Any software synthesizer that is also an ALSA sequencer client can be connected to the MIDI output of KMid. Although not strictly necessary, for the users convenience it is possible to enable and launch FluidSynth or TiMidity++ on KMid's initialization. Unfortunately, a software synthesizer receives MIDI events and converts them into digital audio, and here  is where some users may find problems that go beyond the scope of KMid (ALSA/Jack/OSS/PulseAudio..., you know). In addition, a software synthesizer may require soundfonts. Enough to say that Linux distributions should package and integrate all the components that the users may need. The owners of external MIDI musical instruments are lucky, because they are quite well supported by ALSA.


The operating system provides the same MIDI support since the days of Windows 3.1 practically without any changes. Windows cannot connect the MIDI output from a program to the input of another program, only to a system driver, so the synthesizer must be external, or having a device driver, or using MidiYoke or any other similar solution. However, Windows provides a software synthesizer unconditionally installed and activated, so the Windows backend does not have or need a soft-synth configuration page.

The MMSystem API does not provide virtual MIDI ports, nor transparent MIDI routing, so the strategy of playing to a loopback port as in Linux is simply not possible. What is possible is to use "custom" midi events and define a callback function that is invoked whenever the time arrives to play a scheduled MIDI event. This is how all the visual feedback is implemented. The system libraries do not provide reading and parsing of MIDI files, so drumstick-file is used.
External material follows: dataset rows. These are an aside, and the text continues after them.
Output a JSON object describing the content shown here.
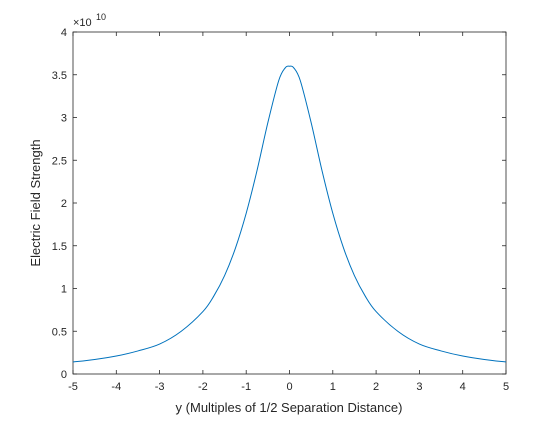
{
  "chart_data": {
    "type": "line",
    "xlabel": "y (Multiples of 1/2 Separation Distance)",
    "ylabel": "Electric Field Strength",
    "xlim": [
      -5,
      5
    ],
    "ylim": [
      0,
      4
    ],
    "x_ticks": [
      "-5",
      "-4",
      "-3",
      "-2",
      "-1",
      "0",
      "1",
      "2",
      "3",
      "4",
      "5"
    ],
    "y_ticks": [
      "0",
      "0.5",
      "1",
      "1.5",
      "2",
      "2.5",
      "3",
      "3.5",
      "4"
    ],
    "exponent_multiplier": "×10",
    "exponent_power": "10",
    "series": [
      {
        "color": "#0072bd",
        "x": [
          -5,
          -4.5,
          -4,
          -3.5,
          -3,
          -2.5,
          -2,
          -1.75,
          -1.5,
          -1.25,
          -1,
          -0.75,
          -0.5,
          -0.25,
          -0.1,
          0,
          0.1,
          0.25,
          0.5,
          0.75,
          1,
          1.25,
          1.5,
          1.75,
          2,
          2.5,
          3,
          3.5,
          4,
          4.5,
          5
        ],
        "y": [
          0.14,
          0.17,
          0.21,
          0.27,
          0.35,
          0.5,
          0.73,
          0.91,
          1.15,
          1.47,
          1.88,
          2.38,
          2.94,
          3.43,
          3.58,
          3.6,
          3.58,
          3.43,
          2.94,
          2.38,
          1.88,
          1.47,
          1.15,
          0.91,
          0.73,
          0.5,
          0.35,
          0.27,
          0.21,
          0.17,
          0.14
        ]
      }
    ]
  },
  "colors": {
    "axis": "#262626",
    "line": "#0072bd",
    "background": "#ffffff"
  }
}
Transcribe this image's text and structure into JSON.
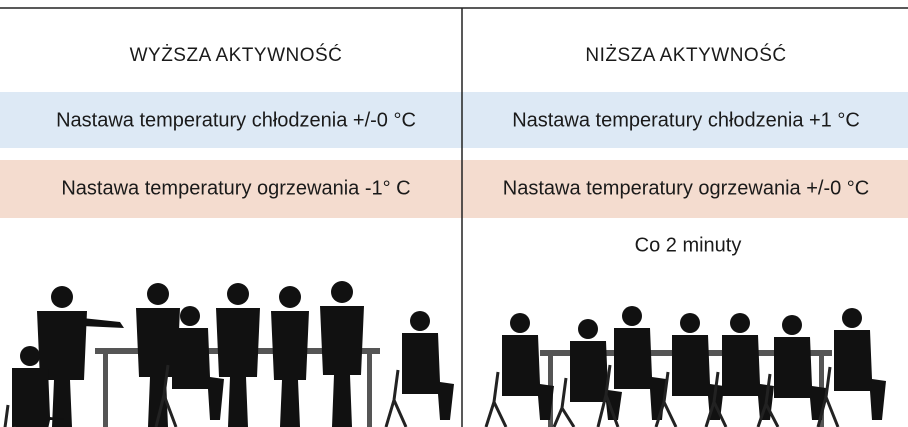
{
  "left": {
    "header": "WYŻSZA AKTYWNOŚĆ",
    "cooling": "Nastawa temperatury chłodzenia +/-0 °C",
    "heating": "Nastawa temperatury ogrzewania -1° C"
  },
  "right": {
    "header": "NIŻSZA AKTYWNOŚĆ",
    "cooling": "Nastawa temperatury chłodzenia +1 °C",
    "heating": "Nastawa temperatury ogrzewania +/-0 °C",
    "note": "Co 2 minuty"
  }
}
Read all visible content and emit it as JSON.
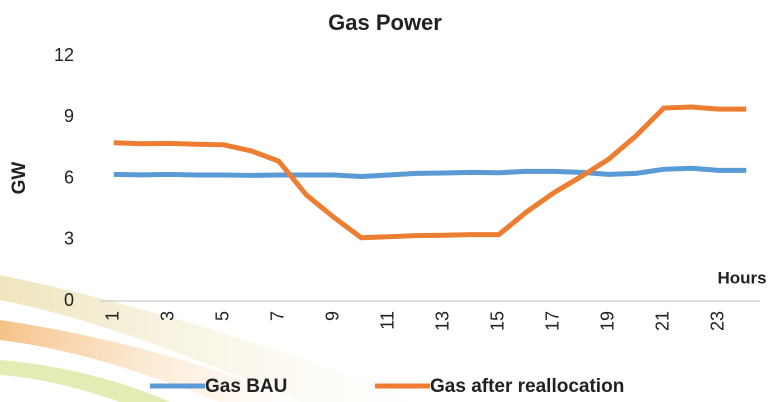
{
  "chart_data": {
    "type": "line",
    "title": "Gas Power",
    "y_label": "GW",
    "x_label": "Hours",
    "categories": [
      1,
      null,
      3,
      null,
      5,
      null,
      7,
      null,
      9,
      null,
      11,
      null,
      13,
      null,
      15,
      null,
      17,
      null,
      19,
      null,
      21,
      null,
      23,
      null
    ],
    "series": [
      {
        "name": "Gas BAU",
        "color": "#5b9bd5",
        "values": [
          6.2,
          6.18,
          6.2,
          6.17,
          6.17,
          6.15,
          6.17,
          6.17,
          6.17,
          6.1,
          6.17,
          6.25,
          6.27,
          6.3,
          6.28,
          6.35,
          6.35,
          6.3,
          6.2,
          6.25,
          6.45,
          6.5,
          6.4,
          6.4
        ]
      },
      {
        "name": "Gas after reallocation",
        "color": "#ed7d31",
        "values": [
          7.75,
          7.7,
          7.72,
          7.68,
          7.65,
          7.35,
          6.85,
          5.2,
          4.1,
          3.1,
          3.15,
          3.2,
          3.22,
          3.25,
          3.25,
          4.35,
          5.3,
          6.1,
          6.95,
          8.1,
          9.45,
          9.5,
          9.4,
          9.4
        ]
      }
    ],
    "ylim": [
      0,
      12
    ],
    "yticks": [
      0,
      3,
      6,
      9,
      12
    ],
    "grid": false
  }
}
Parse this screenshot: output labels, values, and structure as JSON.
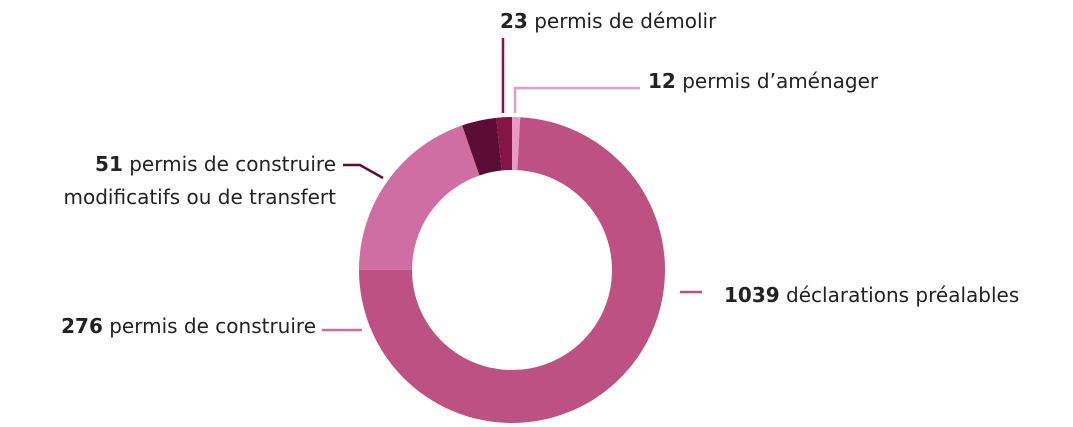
{
  "chart_data": {
    "type": "donut",
    "categories": [
      [
        "permis d’aménager"
      ],
      [
        "déclarations préalables"
      ],
      [
        "permis de construire"
      ],
      [
        "permis de construire",
        "modificatifs ou de transfert"
      ],
      [
        "permis de démolir"
      ]
    ],
    "values": [
      12,
      1039,
      276,
      51,
      23
    ],
    "colors": [
      "#e79ac3",
      "#bd5282",
      "#cf6ea3",
      "#5c0c35",
      "#861445"
    ]
  }
}
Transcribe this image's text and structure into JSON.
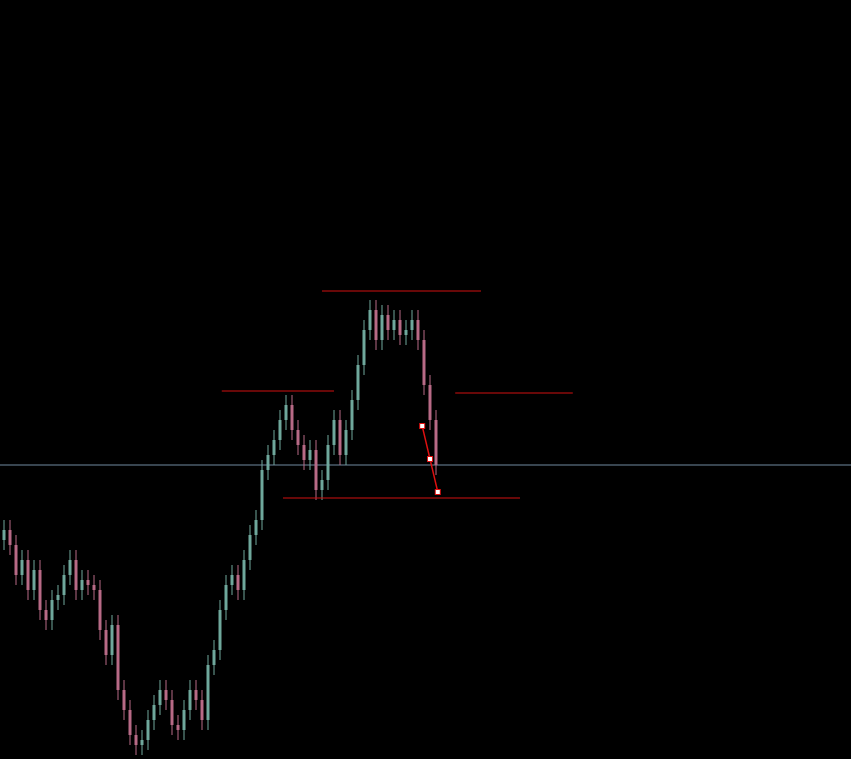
{
  "chart_data": {
    "type": "candlestick",
    "xlim": [
      -0.667,
      141.17
    ],
    "ylim": [
      0,
      759
    ],
    "up_color": "#6fa89c",
    "down_color": "#b86a86",
    "open": [
      219,
      229,
      214,
      184,
      199,
      169,
      189,
      149,
      139,
      159,
      164,
      184,
      199,
      169,
      179,
      174,
      169,
      129,
      104,
      134,
      69,
      49,
      24,
      14,
      19,
      39,
      54,
      69,
      59,
      34,
      29,
      49,
      69,
      59,
      39,
      94,
      109,
      149,
      174,
      184,
      169,
      199,
      224,
      239,
      289,
      304,
      319,
      339,
      354,
      329,
      314,
      299,
      309,
      269,
      279,
      314,
      339,
      304,
      329,
      359,
      394,
      429,
      449,
      419,
      444,
      429,
      439,
      424,
      429,
      439,
      419,
      374,
      339
    ],
    "high": [
      239,
      239,
      224,
      209,
      209,
      199,
      199,
      159,
      169,
      174,
      194,
      209,
      209,
      189,
      189,
      184,
      179,
      139,
      144,
      144,
      79,
      59,
      34,
      29,
      49,
      64,
      79,
      79,
      69,
      44,
      59,
      79,
      79,
      69,
      104,
      119,
      159,
      184,
      194,
      194,
      209,
      234,
      249,
      299,
      314,
      329,
      349,
      364,
      364,
      339,
      324,
      319,
      319,
      289,
      324,
      349,
      349,
      339,
      369,
      404,
      439,
      459,
      459,
      454,
      454,
      449,
      449,
      439,
      449,
      449,
      429,
      384,
      349
    ],
    "low": [
      209,
      204,
      174,
      174,
      159,
      159,
      139,
      129,
      129,
      149,
      154,
      174,
      159,
      159,
      164,
      159,
      119,
      94,
      94,
      59,
      39,
      14,
      4,
      4,
      9,
      29,
      44,
      49,
      24,
      19,
      19,
      39,
      49,
      29,
      29,
      84,
      99,
      139,
      164,
      159,
      159,
      189,
      214,
      229,
      279,
      294,
      309,
      329,
      319,
      304,
      289,
      289,
      259,
      259,
      269,
      304,
      294,
      294,
      319,
      349,
      384,
      419,
      409,
      409,
      419,
      419,
      414,
      414,
      419,
      409,
      364,
      329,
      284
    ],
    "close": [
      229,
      214,
      184,
      199,
      169,
      189,
      149,
      139,
      159,
      164,
      184,
      199,
      169,
      179,
      174,
      169,
      129,
      104,
      134,
      69,
      49,
      24,
      14,
      19,
      39,
      54,
      69,
      59,
      34,
      29,
      49,
      69,
      59,
      39,
      94,
      109,
      149,
      174,
      184,
      169,
      199,
      224,
      239,
      289,
      304,
      319,
      339,
      354,
      329,
      314,
      299,
      309,
      269,
      279,
      314,
      339,
      304,
      329,
      359,
      394,
      429,
      449,
      419,
      444,
      429,
      439,
      424,
      429,
      439,
      419,
      374,
      339,
      294
    ],
    "levels": [
      {
        "value": 468,
        "x": [
          53,
          79.5
        ],
        "color": "#d01010"
      },
      {
        "value": 368,
        "x": [
          36.3,
          55
        ],
        "color": "#d01010"
      },
      {
        "value": 366,
        "x": [
          75.2,
          94.8
        ],
        "color": "#d01010"
      },
      {
        "value": 261,
        "x": [
          46.5,
          86
        ],
        "color": "#d01010"
      }
    ],
    "hline": {
      "value": 294,
      "color": "#6f8aa0"
    },
    "zigzag": {
      "x": [
        69.7,
        71,
        72.3
      ],
      "values": [
        333,
        300,
        267
      ],
      "color": "#e01010"
    }
  }
}
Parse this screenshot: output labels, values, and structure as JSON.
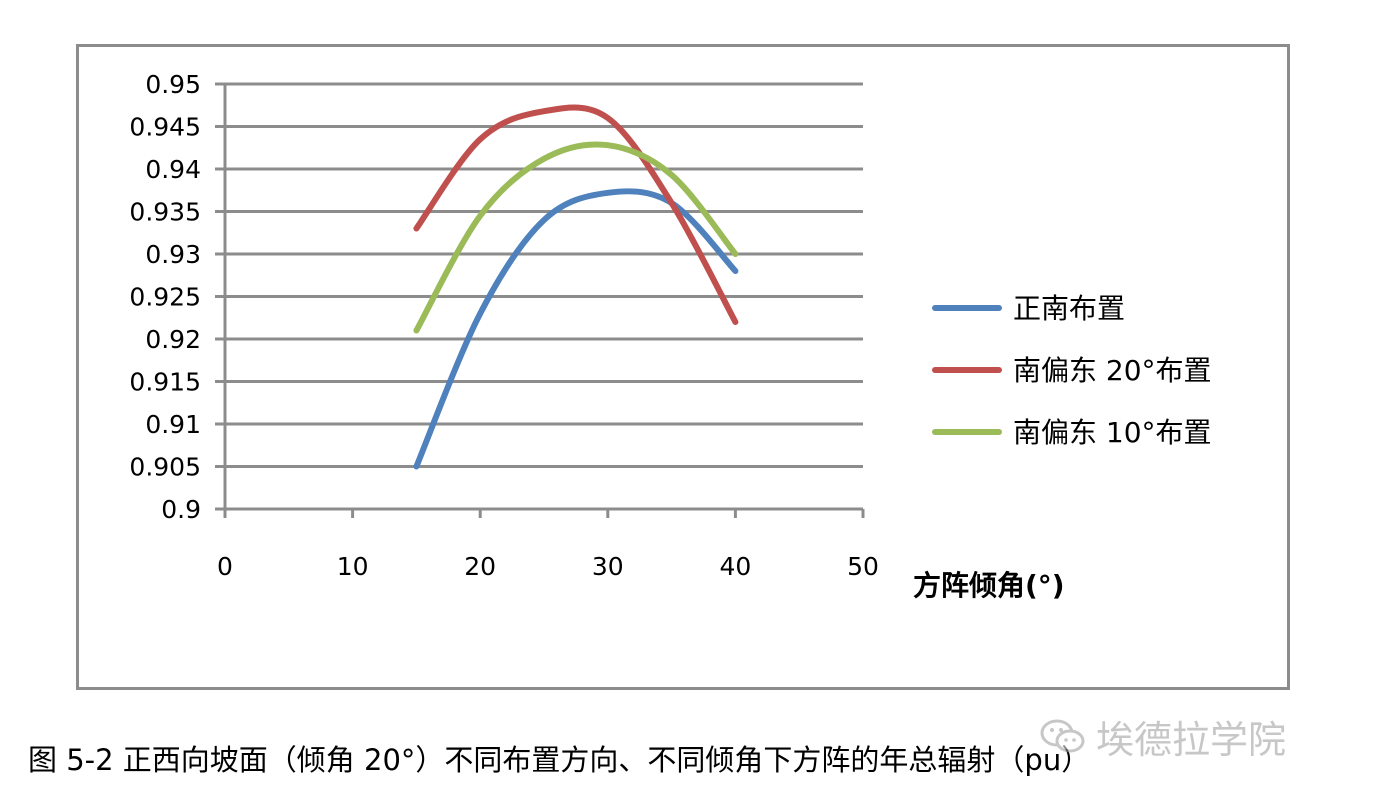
{
  "chart_data": {
    "type": "line",
    "x": [
      15,
      20,
      25,
      30,
      35,
      40
    ],
    "series": [
      {
        "name": "正南布置",
        "color": "#4f81bd",
        "values": [
          0.905,
          0.923,
          0.934,
          0.9372,
          0.936,
          0.928
        ]
      },
      {
        "name": "南偏东 20°布置",
        "color": "#c0504d",
        "values": [
          0.933,
          0.9435,
          0.9468,
          0.946,
          0.936,
          0.922
        ]
      },
      {
        "name": "南偏东 10°布置",
        "color": "#9bbb59",
        "values": [
          0.921,
          0.9345,
          0.9412,
          0.9428,
          0.9393,
          0.93
        ]
      }
    ],
    "xlim": [
      0,
      50
    ],
    "ylim": [
      0.9,
      0.95
    ],
    "x_ticks": [
      "0",
      "10",
      "20",
      "30",
      "40",
      "50"
    ],
    "y_ticks": [
      "0.95",
      "0.945",
      "0.94",
      "0.935",
      "0.93",
      "0.925",
      "0.92",
      "0.915",
      "0.91",
      "0.905",
      "0.9"
    ],
    "xlabel": "方阵倾角(°)",
    "ylabel": "",
    "grid": "horizontal",
    "legend_position": "right"
  },
  "caption": "图 5-2 正西向坡面（倾角 20°）不同布置方向、不同倾角下方阵的年总辐射（pu）",
  "watermark": {
    "text": "埃德拉学院",
    "icon": "wechat-icon"
  },
  "colors": {
    "frame": "#8c8c8c",
    "grid": "#8c8c8c",
    "axis": "#8c8c8c"
  }
}
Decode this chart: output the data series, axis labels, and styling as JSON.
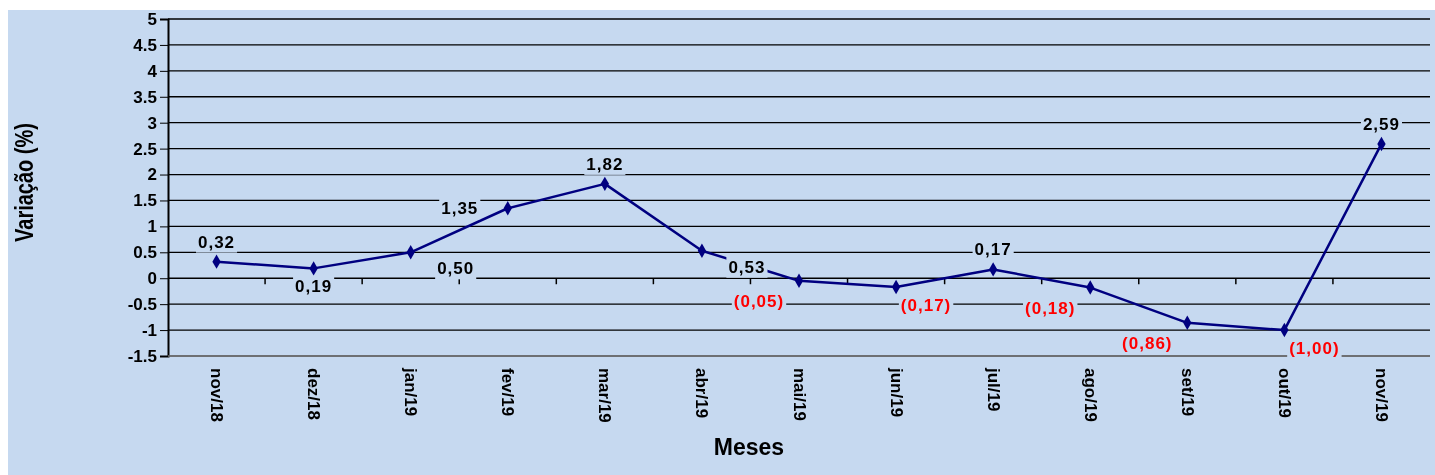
{
  "chart_data": {
    "type": "line",
    "xlabel": "Meses",
    "ylabel": "Variação (%)",
    "categories": [
      "nov/18",
      "dez/18",
      "jan/19",
      "fev/19",
      "mar/19",
      "abr/19",
      "mai/19",
      "jun/19",
      "jul/19",
      "ago/19",
      "set/19",
      "out/19",
      "nov/19"
    ],
    "series": [
      {
        "color": "#000080",
        "values": [
          0.32,
          0.19,
          0.5,
          1.35,
          1.82,
          0.53,
          -0.05,
          -0.17,
          0.17,
          -0.18,
          -0.86,
          -1.0,
          2.59
        ],
        "value_labels": [
          "0,32",
          "0,19",
          "0,50",
          "1,35",
          "1,82",
          "0,53",
          "(0,05)",
          "(0,17)",
          "0,17",
          "(0,18)",
          "(0,86)",
          "(1,00)",
          "2,59"
        ]
      }
    ],
    "ylim": [
      -1.5,
      5
    ],
    "yticks": [
      5,
      4.5,
      4,
      3.5,
      3,
      2.5,
      2,
      1.5,
      1,
      0.5,
      0,
      -0.5,
      -1,
      -1.5
    ],
    "grid": "y",
    "marker": "diamond",
    "line_style": "solid"
  }
}
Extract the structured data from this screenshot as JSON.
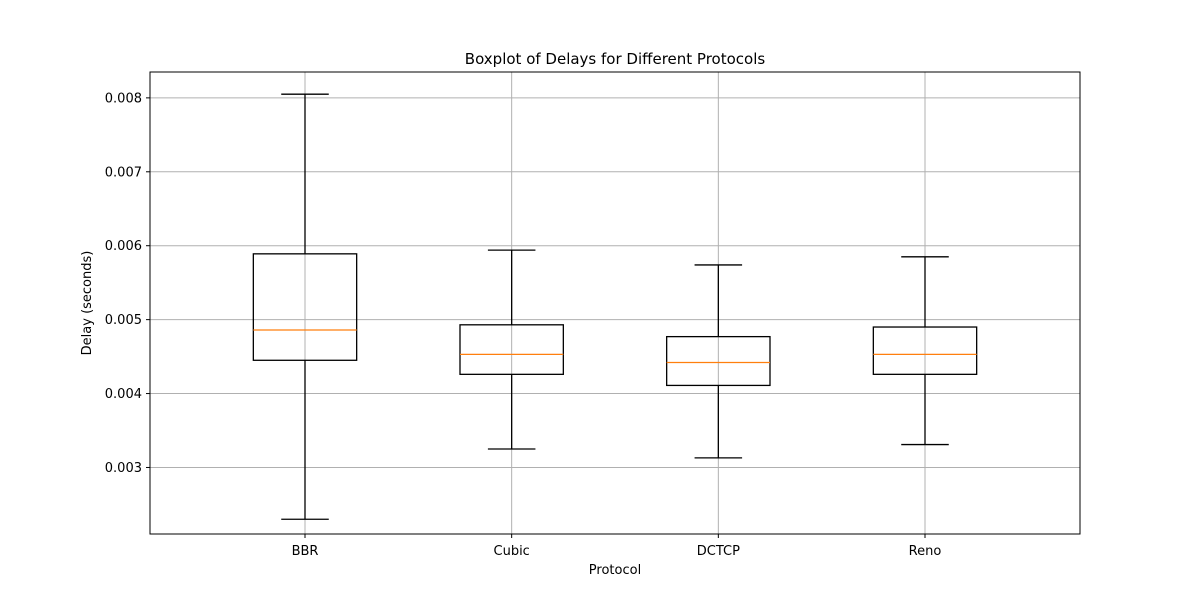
{
  "chart_data": {
    "type": "boxplot",
    "title": "Boxplot of Delays for Different Protocols",
    "xlabel": "Protocol",
    "ylabel": "Delay (seconds)",
    "categories": [
      "BBR",
      "Cubic",
      "DCTCP",
      "Reno"
    ],
    "boxes": [
      {
        "name": "BBR",
        "whisker_low": 0.0023,
        "q1": 0.00445,
        "median": 0.00486,
        "q3": 0.00589,
        "whisker_high": 0.00805
      },
      {
        "name": "Cubic",
        "whisker_low": 0.00325,
        "q1": 0.00426,
        "median": 0.00453,
        "q3": 0.00493,
        "whisker_high": 0.00594
      },
      {
        "name": "DCTCP",
        "whisker_low": 0.00313,
        "q1": 0.00411,
        "median": 0.00442,
        "q3": 0.00477,
        "whisker_high": 0.00574
      },
      {
        "name": "Reno",
        "whisker_low": 0.00331,
        "q1": 0.00426,
        "median": 0.00453,
        "q3": 0.0049,
        "whisker_high": 0.00585
      }
    ],
    "y_ticks": [
      0.003,
      0.004,
      0.005,
      0.006,
      0.007,
      0.008
    ],
    "y_tick_labels": [
      "0.003",
      "0.004",
      "0.005",
      "0.006",
      "0.007",
      "0.008"
    ],
    "ylim": [
      0.0021,
      0.00835
    ],
    "grid": true,
    "colors": {
      "box": "#000000",
      "median": "#ff7f0e",
      "grid": "#b0b0b0",
      "frame": "#000000"
    }
  }
}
The operating system provides all kind of MIDI support services, starting with reading and processing of MIDI files. If we compare the AudioToolkit SMF processing API with drumstick-file, the latter provides a model similar to XML-SAX, while AudioToolkit would be similar to XML-DOM. After reading the MIDI files, the results are explored to extract the required metadata, and an additional track is added containing the "custom" MIDI events for visual feedback.

Virtual MIDI ports are fully supported, with routing and full transparency between applications and devices, so the loopback port strategy works exactly the same as in Linux/ALSA. The Apple software synthesizer is an object of type "AudioUnit", and requires activation before a program can use it, so the Mac OSX backend has a simple soft-synth configuration page. The DLS soundfont provided by Apple is made by Roland, like the Windows one.


The LOC numbers needed to implement each backend are very similar: mac = 2358, windows = 2435, alsa = 2715 (not counting drumstick), and its complexity is also similar. Despite the different features offered by each platform, it is possible to implement KMid backends presenting the same programming interface to the application. We can create new backends in the future using the existing ones as models, or duplicating the "dummy" template that exists in a directory with the same name in the source repository.